馬のお世話はセンター飼育員のほか、土日祝日は小学5年生から高校3年生のメンバーからなる「愛馬少年団」が活動し、イベントのお手伝いなどもしています。
根岸競馬の歴史を知る
根岸森林公園一帯はかつて「根岸競馬場」がありました。1867(慶応2)年、日本最初の洋式競馬が行われた場所で、戦前の1942年に幕を下ろすまで競馬が行われていました。その歴史を今に伝える遺構が、根岸森林公園の簑沢地区にある旧一等馬見所です。
一等馬見所とは4500人を収容した競馬スタンド。設計は大正から昭和にかけて横浜に名建築を残したJ・H・モーガンによるもので、関東大震災後に建てられました。

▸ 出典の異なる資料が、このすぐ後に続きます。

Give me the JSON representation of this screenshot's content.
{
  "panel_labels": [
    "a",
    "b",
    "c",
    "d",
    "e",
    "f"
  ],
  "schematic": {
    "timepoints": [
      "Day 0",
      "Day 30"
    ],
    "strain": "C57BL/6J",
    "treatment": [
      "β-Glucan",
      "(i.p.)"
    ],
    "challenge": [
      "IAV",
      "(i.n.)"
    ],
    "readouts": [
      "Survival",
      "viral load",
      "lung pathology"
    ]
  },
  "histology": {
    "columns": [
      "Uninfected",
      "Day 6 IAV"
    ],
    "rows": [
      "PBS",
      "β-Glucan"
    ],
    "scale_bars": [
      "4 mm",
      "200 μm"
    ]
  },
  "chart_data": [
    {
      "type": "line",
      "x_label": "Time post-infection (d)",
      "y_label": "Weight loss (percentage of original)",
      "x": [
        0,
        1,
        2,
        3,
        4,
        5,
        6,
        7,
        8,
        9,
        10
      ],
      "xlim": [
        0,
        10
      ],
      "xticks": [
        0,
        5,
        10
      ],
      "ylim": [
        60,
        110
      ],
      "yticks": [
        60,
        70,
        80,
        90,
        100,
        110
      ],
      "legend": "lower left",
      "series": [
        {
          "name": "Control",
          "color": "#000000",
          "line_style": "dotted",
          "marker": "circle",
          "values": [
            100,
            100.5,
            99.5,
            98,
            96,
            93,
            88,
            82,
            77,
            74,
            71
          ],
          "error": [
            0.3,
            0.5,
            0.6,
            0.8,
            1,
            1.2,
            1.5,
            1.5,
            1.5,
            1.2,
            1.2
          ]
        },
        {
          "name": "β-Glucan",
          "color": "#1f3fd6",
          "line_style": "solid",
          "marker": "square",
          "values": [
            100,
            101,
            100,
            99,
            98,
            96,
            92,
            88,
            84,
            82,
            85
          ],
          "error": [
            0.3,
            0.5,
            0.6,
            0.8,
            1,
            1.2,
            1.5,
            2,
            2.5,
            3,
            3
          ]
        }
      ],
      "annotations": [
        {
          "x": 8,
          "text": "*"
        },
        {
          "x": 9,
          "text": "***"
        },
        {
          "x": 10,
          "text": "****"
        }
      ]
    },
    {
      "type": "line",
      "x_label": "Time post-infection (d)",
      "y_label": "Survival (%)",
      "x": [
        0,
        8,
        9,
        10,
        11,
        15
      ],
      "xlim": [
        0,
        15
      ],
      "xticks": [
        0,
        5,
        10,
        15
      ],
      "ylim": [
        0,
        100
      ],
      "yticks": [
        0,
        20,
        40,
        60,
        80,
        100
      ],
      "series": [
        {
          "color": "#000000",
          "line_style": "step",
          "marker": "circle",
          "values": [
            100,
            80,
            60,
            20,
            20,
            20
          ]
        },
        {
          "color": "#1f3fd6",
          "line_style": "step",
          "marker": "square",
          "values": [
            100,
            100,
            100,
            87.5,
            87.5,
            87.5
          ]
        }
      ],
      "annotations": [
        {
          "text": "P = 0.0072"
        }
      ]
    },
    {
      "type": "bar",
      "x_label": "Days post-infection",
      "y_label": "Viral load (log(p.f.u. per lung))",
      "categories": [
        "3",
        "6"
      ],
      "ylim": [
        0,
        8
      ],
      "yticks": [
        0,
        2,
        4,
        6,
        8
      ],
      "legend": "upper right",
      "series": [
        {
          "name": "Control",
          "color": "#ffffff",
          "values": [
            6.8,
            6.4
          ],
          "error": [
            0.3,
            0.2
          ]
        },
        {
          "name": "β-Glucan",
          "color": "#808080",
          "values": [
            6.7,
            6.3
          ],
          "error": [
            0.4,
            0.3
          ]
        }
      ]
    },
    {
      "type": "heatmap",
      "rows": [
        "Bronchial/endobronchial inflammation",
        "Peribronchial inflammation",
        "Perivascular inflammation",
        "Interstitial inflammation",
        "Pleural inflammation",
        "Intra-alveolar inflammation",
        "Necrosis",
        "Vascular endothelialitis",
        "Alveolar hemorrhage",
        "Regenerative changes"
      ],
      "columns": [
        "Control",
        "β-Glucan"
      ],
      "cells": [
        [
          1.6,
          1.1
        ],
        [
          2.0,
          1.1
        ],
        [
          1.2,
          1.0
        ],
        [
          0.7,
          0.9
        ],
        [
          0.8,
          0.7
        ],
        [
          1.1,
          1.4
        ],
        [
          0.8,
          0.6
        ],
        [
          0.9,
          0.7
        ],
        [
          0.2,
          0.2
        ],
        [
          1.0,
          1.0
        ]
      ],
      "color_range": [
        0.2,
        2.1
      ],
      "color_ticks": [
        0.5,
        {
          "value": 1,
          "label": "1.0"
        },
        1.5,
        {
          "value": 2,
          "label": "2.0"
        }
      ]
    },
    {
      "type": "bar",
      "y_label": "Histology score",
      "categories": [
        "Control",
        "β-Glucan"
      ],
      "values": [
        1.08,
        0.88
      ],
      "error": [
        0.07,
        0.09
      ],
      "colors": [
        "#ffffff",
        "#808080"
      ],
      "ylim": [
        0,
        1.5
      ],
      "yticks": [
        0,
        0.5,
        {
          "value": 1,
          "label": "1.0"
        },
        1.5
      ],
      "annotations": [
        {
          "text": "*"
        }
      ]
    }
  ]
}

今も残る3つの塔は7階建に相当する高さで、貴賓室へ向かうエレベーターが設置されていました。
館内に隠れた魅力 休憩スポットも
馬の博物館の管理運営は日本中央競馬会(JRA)の外郭団体である公益財団法人馬事文化財団が行っており、府中の東京競馬場内にはJRA競馬博物館もあります。
博物館では年に6回ほど企画展を行っています。テーマは歴史や考古のほか、美術、馬の生態などさまざま。4月21日からは人気ゲーム『ファイナルファンタジー』のキャラクターデザインで知られる天野喜孝さんの個展が、JRA競馬博物館と共同開催されます(6月24日まで)。
学芸員でもある総務部企画広報課・伊丹徳行さんおススメのスポットは体験コーナー。馬の視野体験スコープ、耳の動きや鳴き声で馬の気持ちがわかるマシーン、馬力測定器など、近隣の幼稚園や学校の見学コースとしても人気です。
館内には展示だけではなく休憩室があり、疲れたらここで一息。持ち込みで飲食することもできます。馬に関する絵本やおむつ替えができるトイレもあり、小さな子ども連れにもぴったりな休憩スポットです。